Kawasaki disease is still a dilemma for pediatricians, especially its atypical or incomplete presentation. The current diagnostic criteria appear inadequate, and the early diagnosis frequently remains challenging with high risk of coronary damage. This review focuses on recent data concerning Kawasaki disease etiology and pathogenesis, and emphasizes the proposal of including altered laboratory values in revised diagnostic criteria aimed at identifying patients with incomplete disease. Despite a timely treatment, approximately 15% of children have persistent or recurrent fever, thus requiring additional intravenous immunoglobulin, corticosteroids, immunosuppressant, and eventually biologic drugs. Recent cardiologic tests strongly suggest that endothelial damage may lead to coronary stenosis and myocardial ischemia over time, even in children apparently normal at initial cardiac evaluation. New noninvasive tools are suggested to monitor coronary artery aneurysm outcome.

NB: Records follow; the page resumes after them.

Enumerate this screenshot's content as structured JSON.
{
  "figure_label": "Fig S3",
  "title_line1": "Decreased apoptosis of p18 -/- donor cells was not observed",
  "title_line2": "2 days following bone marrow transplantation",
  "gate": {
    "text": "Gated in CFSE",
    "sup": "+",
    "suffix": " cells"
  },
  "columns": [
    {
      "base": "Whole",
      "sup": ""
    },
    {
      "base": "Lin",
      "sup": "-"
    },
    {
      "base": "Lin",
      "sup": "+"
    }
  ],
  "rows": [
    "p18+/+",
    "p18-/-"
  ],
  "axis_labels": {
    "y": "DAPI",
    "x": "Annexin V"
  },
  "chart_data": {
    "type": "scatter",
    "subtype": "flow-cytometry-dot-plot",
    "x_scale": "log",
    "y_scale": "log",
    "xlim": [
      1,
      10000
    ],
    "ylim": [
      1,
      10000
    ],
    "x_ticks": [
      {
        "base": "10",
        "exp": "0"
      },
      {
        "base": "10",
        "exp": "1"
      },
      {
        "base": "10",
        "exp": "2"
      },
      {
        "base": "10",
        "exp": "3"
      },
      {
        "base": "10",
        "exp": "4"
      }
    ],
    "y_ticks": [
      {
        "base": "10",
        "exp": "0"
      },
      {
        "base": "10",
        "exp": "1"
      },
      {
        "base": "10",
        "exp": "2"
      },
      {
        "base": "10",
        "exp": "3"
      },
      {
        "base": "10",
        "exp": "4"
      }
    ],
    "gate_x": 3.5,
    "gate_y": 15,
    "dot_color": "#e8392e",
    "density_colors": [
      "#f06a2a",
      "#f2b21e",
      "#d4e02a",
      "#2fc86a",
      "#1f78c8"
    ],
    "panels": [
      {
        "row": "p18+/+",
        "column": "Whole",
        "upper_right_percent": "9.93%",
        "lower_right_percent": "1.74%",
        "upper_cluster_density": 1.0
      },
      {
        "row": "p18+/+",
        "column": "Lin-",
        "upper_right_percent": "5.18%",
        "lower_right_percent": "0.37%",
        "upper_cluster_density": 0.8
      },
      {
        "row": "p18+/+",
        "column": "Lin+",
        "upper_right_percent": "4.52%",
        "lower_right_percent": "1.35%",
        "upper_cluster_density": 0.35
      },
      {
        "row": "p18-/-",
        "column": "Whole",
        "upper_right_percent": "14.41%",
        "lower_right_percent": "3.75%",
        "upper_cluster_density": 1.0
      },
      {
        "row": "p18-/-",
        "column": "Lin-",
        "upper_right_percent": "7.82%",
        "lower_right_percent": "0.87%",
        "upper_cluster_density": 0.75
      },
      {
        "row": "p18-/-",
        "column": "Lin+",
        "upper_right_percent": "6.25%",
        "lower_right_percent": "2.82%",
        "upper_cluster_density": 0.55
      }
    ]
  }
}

Giant coronary artery aneurysms still represent a severe life-threatening complication. There is as yet no agreement regarding the prevention of thrombosis and stenosis in children with giant aneurysms. Due to earlier recognition, aggressive medical treatment, and surgical procedures, the quality of life in patients with Kawasaki disease is significantly improved. The identification of children at high risk for coronary artery aneurysms is crucial in order to reduce the occurrence of sudden death in adolescence and early adulthood. High parameters of inflammation, anemia, and low sodium and albumin levels, along with persistent unexplained fever, should alert clinicians to suspect the disease even though all clinical symptoms are lacking.